# Anyone know remote code for Bose Cinemate? (to use w/ HR20)



## jsherm007 (Jun 23, 2006)

I searched the forum, saw a few old posts, but no answers. Have any of you with the system found the code? I sent DTV an email today, the CSR on the phone was not helpful unfortunately. Searched DTV's help, no luck. 

Thanks!


----------



## jsherm007 (Jun 23, 2006)

31229 - got it to work!


----------



## MCPCAP (Mar 8, 2008)

Attempted the 31229 code for my HR20-700, however, the BOSE remote does not recognize number inputs other than 0, 1 and 2. Am I missing something here?

Thanks.


----------



## emcole (Feb 26, 2007)

I just purchased the Bose Cinemate and needed the codes to operate my HR20-700 . Below is the response from Bose Tech Support. It owrks for me.

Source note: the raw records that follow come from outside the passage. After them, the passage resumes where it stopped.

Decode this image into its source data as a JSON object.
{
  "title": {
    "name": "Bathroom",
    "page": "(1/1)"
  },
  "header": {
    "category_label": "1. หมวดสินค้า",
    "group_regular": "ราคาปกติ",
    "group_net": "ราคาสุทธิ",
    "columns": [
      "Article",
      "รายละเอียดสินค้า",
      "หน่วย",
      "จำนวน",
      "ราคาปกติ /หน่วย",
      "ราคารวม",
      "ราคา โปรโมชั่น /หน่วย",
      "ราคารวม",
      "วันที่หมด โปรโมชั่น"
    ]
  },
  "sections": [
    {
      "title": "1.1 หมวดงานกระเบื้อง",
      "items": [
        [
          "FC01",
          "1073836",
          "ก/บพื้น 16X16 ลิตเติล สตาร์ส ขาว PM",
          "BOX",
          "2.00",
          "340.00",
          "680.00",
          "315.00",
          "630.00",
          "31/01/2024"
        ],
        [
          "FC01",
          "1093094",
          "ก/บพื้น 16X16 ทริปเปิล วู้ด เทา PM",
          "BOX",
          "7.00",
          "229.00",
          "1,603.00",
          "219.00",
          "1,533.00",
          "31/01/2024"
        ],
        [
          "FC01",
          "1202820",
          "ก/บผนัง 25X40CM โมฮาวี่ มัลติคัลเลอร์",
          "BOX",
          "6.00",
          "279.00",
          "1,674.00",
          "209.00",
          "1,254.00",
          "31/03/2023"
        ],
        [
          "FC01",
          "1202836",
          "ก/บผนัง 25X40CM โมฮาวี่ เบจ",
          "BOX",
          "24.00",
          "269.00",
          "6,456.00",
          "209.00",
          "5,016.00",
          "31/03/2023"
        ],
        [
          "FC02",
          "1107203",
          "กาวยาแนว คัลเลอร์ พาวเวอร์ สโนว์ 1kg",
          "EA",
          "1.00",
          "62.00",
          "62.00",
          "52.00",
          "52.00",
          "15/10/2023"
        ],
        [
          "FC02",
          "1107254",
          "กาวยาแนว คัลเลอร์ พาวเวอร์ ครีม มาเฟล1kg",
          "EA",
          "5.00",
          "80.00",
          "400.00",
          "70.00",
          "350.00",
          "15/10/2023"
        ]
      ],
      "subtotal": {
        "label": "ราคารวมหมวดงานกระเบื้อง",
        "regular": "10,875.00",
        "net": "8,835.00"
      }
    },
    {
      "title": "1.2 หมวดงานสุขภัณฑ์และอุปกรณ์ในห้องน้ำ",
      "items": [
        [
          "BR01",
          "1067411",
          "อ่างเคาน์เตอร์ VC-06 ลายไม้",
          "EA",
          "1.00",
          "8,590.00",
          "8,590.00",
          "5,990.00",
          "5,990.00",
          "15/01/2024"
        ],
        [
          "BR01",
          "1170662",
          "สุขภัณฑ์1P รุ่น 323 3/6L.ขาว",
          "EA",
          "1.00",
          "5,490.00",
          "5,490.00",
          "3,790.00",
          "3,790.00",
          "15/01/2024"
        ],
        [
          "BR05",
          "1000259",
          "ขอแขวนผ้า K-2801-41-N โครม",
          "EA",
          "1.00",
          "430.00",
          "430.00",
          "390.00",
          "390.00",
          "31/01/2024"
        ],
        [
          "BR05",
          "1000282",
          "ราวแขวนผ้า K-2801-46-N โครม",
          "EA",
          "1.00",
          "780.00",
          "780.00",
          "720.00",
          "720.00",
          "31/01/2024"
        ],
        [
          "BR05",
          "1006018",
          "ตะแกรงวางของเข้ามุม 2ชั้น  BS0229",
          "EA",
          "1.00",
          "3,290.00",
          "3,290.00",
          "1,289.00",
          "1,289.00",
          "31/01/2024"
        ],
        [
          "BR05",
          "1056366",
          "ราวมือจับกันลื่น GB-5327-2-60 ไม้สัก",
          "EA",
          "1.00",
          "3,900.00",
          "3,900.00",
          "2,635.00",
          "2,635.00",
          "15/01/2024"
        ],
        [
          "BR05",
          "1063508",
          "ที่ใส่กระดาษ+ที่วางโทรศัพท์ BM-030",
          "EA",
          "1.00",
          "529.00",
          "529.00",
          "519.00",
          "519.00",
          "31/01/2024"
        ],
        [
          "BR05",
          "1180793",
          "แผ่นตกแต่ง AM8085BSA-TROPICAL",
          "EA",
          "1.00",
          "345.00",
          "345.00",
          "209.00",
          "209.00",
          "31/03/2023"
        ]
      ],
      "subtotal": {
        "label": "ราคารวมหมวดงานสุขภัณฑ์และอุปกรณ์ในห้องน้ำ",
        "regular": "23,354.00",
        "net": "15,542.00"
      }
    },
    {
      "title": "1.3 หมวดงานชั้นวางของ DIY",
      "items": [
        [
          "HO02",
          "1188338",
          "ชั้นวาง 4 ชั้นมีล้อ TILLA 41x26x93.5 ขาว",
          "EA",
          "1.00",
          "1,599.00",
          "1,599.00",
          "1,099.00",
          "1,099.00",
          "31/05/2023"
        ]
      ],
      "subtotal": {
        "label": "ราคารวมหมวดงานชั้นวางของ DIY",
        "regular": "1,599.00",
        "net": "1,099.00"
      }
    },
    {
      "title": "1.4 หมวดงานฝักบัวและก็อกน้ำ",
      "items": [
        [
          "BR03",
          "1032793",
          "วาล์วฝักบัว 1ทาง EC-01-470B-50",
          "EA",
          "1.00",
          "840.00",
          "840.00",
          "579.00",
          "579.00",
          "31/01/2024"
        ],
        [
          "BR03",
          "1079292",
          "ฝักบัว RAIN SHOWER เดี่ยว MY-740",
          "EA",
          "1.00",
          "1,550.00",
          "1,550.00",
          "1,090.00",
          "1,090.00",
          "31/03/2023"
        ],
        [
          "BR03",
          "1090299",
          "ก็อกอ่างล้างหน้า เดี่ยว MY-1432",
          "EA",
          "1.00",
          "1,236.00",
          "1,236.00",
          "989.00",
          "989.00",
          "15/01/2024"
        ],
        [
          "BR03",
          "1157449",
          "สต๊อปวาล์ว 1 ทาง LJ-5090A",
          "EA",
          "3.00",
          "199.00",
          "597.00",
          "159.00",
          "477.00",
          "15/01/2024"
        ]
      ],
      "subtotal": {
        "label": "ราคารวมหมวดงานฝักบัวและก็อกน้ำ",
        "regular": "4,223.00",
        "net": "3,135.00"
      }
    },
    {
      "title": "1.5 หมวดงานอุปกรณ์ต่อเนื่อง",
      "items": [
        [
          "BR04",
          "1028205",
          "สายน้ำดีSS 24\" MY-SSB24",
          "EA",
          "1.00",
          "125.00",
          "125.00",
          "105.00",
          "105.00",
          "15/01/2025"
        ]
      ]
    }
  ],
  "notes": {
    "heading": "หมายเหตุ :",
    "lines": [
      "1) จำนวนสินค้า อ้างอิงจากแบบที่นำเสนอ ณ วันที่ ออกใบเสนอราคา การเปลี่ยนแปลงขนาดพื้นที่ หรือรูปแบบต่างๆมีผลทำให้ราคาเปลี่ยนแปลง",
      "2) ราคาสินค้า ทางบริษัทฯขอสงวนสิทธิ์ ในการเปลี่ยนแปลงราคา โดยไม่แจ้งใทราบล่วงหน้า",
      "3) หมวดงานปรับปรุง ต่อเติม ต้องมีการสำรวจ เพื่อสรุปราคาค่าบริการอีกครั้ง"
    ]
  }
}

Thank you for your inquiry. For HR-20-700 (Satellite Box with DVR) - Try device code 01377 from CBL-SAT brand "DirectTV". Pressing ch+ or ch- in rapid succession may cause the box to shut off however. RF control must be turned off for IR codes to work. See the owner's guide for more information 

Thank you for contacting Bose Corporation.
Richard Card
Product and Technical Support Team


----------